Deep 0.144–3 GHz maps across COSMOS, GOODS-N, and GOODS-S are mined for radio counterparts to ~700 JWST-selected AGN candidates (including LRDs). Only PRIMER-COS 3866 at z=4.66 is individually detected; its spectrum (α=−0.76+0.11−0.09), modest radio-loudness (R≈0.5), and Tb≳10^3 K remain consistent with either AGN or star-formation power. Stacks of spectroscopic and photometric subsamples yield non-detections with 3σ limits L1.4GHz<8.6×10^39 erg s−1 and L1.3GHz<1.3×10^39 erg s−1, still compatible with local L_X–L_Hα and L_X–L_R relations. The authors argue present radio depths are insufficient to label the population radio-weak and forecast SKA/ngVLA detections within hours to enable brightness-temperature tests that separate AGN from starbursts.

Key figures to inspect

  • Figure 1: Examine the F115W stamp with VLA contours and the multi-band (144 MHz/1.3/3 GHz) cutouts of PRIMER-COS 3866 to verify the positional match and compactness; the radio SED fit (with GMRT upper limits) shows α≈−0.76 and hints of curvature possibly from SSA/FFA.
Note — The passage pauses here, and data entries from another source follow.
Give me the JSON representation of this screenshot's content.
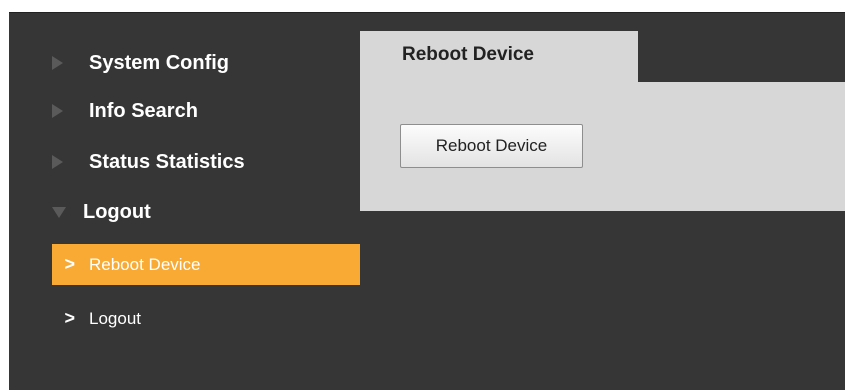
{
  "sidebar": {
    "menus": [
      {
        "label": "System Config",
        "icon": "triangle-right-icon",
        "expanded": false
      },
      {
        "label": "Info Search",
        "icon": "triangle-right-icon",
        "expanded": false
      },
      {
        "label": "Status Statistics",
        "icon": "triangle-right-icon",
        "expanded": false
      },
      {
        "label": "Logout",
        "icon": "triangle-down-icon",
        "expanded": true
      }
    ],
    "submenu": [
      {
        "label": "Reboot Device",
        "active": true,
        "icon": "chevron-right-icon"
      },
      {
        "label": "Logout",
        "active": false,
        "icon": "chevron-right-icon"
      }
    ],
    "chevron_glyph": ">"
  },
  "main": {
    "tab_label": "Reboot Device",
    "reboot_button_label": "Reboot Device"
  },
  "colors": {
    "background": "#363636",
    "active_item": "#f8aa34",
    "panel": "#d7d7d7",
    "text": "#ffffff"
  }
}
  • Figure 2: The COSMOS/GOODS stacked images all show non-detections; read the panel rms values to translate into average luminosity limits and appreciate how stacking pushes below single-image depths yet still finds no mean signal.
  • Figure 3: Black-hole mass vs Hα luminosity with predicted radio output: locate the median of the GOODS sources and the locus implied by PRIMER-COS 3866; compare the overplotted 3σ radio limits (GN single, GN stack, COSMOS stack) to see that the null results are not in tension with expectations.
  • Figure 4: Examples of false radio associations illustrate how nearby bright galaxies can mimic detections; use the contours, beam sizes, and offsets to understand the team’s visual-vetting criteria and why many SNR “hits” were rejected.